Dopo la Prima Guerra Mondiale lo scontro tra interventisti e neutralisti continuò a cause della formazione di due blocchi psicologici: essere italiani e patrioti significava essere anche interventisti e dannunziani; essere rivoluzionari, repubblicani e democratici significava essere anche neutralisti e caporettisti.
I reduci di guerra avevano sacrificato moltissimi anni in trincea con la promessa di tornare nella loro patria e poter costruire un paese più progredito, ma questi tornavano più poveri di prima. Reinserire i combattenti nella vita civile risultò molto difficile perché i lavori scarseggiavano. In questo modo aumentarono i conflitti tra i dirigenti delle diverse classi sociali: i sindacati e il Partito Socialista organizzarono manifestazioni cosi vaste che il periodo tra il 1919 e il 1920 prese il nome di Biennio Rosso. Le terre e le fabbriche furono occupate dai lavoratori e si cercò di organizzare la sovietizzazione della produzione.

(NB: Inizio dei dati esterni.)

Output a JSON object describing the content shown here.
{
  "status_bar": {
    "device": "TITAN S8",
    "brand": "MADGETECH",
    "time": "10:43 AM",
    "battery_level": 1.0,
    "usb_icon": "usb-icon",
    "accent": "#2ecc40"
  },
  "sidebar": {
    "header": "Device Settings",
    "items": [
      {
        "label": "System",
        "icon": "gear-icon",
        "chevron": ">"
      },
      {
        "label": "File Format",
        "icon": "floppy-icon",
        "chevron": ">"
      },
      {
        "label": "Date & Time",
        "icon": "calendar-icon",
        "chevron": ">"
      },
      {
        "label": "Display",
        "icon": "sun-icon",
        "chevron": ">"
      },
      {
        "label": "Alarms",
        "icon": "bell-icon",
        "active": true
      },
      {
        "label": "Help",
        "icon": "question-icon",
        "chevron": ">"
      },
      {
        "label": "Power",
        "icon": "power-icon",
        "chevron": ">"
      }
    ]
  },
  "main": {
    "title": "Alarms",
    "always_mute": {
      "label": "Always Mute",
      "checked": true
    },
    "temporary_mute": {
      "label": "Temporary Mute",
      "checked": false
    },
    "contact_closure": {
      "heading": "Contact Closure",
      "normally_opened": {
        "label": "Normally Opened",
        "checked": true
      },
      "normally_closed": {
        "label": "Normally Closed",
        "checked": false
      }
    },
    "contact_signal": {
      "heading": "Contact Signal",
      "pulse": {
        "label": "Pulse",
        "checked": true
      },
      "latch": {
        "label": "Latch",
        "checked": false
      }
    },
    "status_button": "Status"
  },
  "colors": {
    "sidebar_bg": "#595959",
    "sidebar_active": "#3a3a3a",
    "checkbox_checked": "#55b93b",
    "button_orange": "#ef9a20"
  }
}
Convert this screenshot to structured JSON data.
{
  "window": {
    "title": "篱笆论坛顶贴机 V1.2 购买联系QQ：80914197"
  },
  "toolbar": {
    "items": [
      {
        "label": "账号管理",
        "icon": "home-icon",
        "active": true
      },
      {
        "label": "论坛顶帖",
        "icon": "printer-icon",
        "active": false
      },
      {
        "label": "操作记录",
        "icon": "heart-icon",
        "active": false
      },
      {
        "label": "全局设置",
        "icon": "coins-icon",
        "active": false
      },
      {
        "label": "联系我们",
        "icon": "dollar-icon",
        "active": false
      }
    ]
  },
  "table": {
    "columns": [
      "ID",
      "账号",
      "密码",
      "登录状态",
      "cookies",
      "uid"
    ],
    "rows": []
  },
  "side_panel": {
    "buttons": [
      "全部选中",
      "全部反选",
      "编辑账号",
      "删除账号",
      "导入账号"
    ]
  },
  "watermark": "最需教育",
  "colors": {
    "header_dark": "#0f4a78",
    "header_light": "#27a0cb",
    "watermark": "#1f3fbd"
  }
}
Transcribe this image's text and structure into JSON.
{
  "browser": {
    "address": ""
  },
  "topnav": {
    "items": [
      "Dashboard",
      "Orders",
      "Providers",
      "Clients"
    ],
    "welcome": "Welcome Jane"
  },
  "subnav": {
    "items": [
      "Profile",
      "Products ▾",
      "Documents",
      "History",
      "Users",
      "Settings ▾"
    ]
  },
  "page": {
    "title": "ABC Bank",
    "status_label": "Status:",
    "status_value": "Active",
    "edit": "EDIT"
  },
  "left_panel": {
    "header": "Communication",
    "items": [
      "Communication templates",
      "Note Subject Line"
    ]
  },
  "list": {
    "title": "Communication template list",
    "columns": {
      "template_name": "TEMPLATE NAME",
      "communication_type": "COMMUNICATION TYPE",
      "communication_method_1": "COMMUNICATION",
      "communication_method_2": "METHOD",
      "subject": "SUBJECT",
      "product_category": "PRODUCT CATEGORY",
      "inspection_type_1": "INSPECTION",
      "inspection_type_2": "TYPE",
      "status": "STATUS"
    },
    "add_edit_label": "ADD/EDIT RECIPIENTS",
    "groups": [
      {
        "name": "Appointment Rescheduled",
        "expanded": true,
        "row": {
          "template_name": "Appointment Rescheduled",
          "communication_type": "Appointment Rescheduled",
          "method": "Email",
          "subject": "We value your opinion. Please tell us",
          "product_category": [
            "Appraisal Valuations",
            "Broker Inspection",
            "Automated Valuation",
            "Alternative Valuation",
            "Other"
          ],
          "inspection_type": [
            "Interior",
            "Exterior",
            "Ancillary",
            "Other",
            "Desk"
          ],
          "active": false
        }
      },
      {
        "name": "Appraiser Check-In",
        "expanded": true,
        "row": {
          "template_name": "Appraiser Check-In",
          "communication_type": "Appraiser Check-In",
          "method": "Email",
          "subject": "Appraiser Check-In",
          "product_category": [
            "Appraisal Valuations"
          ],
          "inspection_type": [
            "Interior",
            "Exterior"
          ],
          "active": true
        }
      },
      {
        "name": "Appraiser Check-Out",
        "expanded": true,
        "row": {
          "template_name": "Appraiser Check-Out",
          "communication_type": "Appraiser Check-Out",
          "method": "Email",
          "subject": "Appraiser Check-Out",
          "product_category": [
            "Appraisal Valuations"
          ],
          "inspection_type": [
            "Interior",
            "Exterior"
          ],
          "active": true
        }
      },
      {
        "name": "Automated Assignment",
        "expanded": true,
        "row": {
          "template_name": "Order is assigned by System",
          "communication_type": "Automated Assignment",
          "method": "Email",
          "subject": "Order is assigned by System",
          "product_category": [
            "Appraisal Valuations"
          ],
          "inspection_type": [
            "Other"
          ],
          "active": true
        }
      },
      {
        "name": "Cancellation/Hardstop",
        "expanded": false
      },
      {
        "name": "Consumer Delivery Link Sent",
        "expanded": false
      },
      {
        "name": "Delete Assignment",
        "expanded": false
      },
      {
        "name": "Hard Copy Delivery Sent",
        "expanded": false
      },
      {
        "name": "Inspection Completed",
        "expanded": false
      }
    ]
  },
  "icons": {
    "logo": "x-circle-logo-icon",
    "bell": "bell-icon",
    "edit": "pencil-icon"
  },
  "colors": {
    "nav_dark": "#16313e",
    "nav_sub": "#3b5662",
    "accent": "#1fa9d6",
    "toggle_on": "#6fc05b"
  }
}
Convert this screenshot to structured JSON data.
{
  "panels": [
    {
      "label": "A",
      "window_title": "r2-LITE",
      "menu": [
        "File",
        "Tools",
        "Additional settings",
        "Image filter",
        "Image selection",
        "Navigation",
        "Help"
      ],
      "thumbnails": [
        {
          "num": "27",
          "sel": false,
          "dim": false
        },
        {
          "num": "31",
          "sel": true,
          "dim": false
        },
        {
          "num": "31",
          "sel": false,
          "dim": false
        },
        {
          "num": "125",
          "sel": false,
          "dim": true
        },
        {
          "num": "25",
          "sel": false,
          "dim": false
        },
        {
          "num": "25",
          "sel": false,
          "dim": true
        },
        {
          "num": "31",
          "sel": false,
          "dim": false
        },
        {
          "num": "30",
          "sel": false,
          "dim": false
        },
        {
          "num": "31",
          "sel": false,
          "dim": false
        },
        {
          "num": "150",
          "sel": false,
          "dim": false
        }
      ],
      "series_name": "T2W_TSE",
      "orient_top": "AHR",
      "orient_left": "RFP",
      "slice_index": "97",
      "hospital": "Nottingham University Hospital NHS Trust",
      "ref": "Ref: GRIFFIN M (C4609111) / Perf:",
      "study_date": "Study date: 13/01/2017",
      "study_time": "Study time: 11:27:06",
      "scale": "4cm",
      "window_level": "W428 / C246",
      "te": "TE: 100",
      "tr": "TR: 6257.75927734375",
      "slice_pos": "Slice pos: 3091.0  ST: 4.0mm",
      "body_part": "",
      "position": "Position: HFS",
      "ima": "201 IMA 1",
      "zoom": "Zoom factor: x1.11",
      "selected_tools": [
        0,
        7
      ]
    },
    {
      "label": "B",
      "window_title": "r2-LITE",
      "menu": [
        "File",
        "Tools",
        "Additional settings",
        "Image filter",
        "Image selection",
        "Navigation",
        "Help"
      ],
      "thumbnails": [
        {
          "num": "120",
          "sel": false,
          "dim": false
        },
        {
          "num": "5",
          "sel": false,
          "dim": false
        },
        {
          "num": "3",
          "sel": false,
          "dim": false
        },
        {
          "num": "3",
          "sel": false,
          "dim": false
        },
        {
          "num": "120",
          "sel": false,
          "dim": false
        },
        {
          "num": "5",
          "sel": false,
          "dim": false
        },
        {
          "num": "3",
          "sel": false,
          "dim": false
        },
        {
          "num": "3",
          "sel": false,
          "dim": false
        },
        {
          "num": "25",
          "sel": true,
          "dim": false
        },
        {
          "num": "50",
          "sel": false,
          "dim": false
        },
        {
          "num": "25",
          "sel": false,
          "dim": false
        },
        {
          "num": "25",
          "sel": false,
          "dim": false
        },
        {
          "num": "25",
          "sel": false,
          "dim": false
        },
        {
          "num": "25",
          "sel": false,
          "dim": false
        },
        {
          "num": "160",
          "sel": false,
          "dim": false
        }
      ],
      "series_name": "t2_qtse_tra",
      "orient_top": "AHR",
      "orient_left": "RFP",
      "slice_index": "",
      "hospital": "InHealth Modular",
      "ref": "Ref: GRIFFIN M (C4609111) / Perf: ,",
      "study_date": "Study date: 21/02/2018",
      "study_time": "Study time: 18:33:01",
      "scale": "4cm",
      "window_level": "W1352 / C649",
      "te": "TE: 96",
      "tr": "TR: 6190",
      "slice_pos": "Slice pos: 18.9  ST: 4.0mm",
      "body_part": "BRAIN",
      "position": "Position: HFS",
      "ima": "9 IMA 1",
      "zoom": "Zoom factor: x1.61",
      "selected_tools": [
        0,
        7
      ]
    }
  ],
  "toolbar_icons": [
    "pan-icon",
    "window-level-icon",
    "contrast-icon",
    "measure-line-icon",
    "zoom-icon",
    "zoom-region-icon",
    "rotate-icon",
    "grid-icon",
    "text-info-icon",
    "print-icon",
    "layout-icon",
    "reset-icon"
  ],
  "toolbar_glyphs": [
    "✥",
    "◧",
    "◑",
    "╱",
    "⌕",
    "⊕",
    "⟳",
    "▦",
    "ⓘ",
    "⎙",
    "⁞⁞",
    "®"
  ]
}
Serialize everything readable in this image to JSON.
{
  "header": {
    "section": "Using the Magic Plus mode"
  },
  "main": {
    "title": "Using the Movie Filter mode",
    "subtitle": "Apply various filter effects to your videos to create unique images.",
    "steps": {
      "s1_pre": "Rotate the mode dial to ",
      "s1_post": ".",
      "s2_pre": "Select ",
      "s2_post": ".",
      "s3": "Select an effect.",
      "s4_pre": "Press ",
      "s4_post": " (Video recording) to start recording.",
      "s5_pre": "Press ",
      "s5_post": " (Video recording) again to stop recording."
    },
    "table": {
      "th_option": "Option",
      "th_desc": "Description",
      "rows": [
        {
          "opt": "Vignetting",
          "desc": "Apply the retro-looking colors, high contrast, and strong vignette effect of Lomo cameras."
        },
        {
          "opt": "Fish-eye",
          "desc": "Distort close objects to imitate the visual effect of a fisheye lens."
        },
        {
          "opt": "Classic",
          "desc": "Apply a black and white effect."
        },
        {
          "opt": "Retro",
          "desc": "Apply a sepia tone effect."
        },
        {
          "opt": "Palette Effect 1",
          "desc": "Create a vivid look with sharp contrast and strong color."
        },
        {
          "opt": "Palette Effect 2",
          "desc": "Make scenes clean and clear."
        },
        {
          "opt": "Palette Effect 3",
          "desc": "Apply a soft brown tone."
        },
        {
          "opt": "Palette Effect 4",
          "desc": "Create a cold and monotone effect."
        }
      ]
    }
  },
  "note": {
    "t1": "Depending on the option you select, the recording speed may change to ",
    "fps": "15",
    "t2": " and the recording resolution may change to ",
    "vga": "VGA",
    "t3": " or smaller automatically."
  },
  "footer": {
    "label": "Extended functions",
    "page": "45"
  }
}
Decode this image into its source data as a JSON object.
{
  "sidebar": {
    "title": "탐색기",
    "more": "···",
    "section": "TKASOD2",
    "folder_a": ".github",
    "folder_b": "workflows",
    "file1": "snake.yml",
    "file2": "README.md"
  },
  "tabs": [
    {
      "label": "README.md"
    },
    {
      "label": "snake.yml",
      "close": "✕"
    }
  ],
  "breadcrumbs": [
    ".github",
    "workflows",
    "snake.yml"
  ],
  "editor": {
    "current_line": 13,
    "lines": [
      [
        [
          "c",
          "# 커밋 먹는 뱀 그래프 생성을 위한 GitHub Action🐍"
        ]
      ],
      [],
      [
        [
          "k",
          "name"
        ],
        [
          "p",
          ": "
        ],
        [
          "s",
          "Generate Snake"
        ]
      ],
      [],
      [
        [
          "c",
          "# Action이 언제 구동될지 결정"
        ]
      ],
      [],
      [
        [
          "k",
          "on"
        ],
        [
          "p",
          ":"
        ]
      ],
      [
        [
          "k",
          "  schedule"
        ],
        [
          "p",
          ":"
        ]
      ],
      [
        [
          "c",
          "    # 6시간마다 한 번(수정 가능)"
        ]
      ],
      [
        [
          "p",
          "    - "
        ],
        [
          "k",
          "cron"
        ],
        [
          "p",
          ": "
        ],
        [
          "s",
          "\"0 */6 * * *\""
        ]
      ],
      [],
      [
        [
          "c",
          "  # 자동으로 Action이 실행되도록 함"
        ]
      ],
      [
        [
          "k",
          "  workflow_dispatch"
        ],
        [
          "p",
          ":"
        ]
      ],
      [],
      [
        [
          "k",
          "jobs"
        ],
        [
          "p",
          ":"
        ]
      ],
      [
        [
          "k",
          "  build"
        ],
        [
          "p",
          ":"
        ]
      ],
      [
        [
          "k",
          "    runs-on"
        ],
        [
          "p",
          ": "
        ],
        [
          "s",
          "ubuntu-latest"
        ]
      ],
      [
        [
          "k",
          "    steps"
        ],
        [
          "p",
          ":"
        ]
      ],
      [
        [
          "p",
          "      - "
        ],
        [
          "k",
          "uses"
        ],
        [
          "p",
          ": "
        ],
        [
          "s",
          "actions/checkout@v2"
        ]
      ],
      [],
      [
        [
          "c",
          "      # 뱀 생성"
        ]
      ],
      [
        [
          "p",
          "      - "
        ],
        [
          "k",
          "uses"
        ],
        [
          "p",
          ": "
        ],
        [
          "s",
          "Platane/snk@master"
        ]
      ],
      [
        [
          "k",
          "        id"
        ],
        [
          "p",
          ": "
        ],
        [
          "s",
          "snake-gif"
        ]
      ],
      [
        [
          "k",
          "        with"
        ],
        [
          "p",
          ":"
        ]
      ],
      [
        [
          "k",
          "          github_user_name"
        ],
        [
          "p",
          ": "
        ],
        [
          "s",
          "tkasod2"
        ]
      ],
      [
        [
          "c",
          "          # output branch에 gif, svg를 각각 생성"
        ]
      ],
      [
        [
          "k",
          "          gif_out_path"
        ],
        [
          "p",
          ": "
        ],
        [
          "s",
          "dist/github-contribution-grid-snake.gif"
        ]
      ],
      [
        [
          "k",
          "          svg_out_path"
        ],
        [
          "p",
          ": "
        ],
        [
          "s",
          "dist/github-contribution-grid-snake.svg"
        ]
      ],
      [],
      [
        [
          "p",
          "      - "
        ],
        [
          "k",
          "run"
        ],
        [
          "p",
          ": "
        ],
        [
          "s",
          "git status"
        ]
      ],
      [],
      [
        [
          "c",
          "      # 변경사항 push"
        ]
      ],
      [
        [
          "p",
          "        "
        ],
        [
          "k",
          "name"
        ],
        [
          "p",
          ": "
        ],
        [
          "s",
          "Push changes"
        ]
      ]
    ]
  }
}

Nel 1919 si tennero le elezioni politiche con il sistema proporzionale cioè distribuiva i seggi ad ogni partito in proporzione ai voti che aveva ottenuto. In questo modo accresceva il ruolo del partito d non quello di ogni singolo candidato. Il Partito Popolare, fondato in quell’anno da Don Luigi Sturzo, riuscì a conquistare oltre 100 deputati e si batteva per una riforma dello Stato liberale, cioè avere una maggiore apertura verso le esigenze dei ceti più deboli. Il Partito Socialista, invece, ne uscì vincitore da queste elezioni, ma al suo interno c’erano diverse spaccature causate dalle diverse interpretazioni sociali e politiche.

SOCIALISTI
- Riformisti: favorevoli ad un’azione parlamentare di riforma sociale e non condividevano l’interpretazione del marxismo offerta dalla rivoluzione.
- Massimalisti: vedevano nel modello sovietico l’unica traduzione delle teorie marxiste.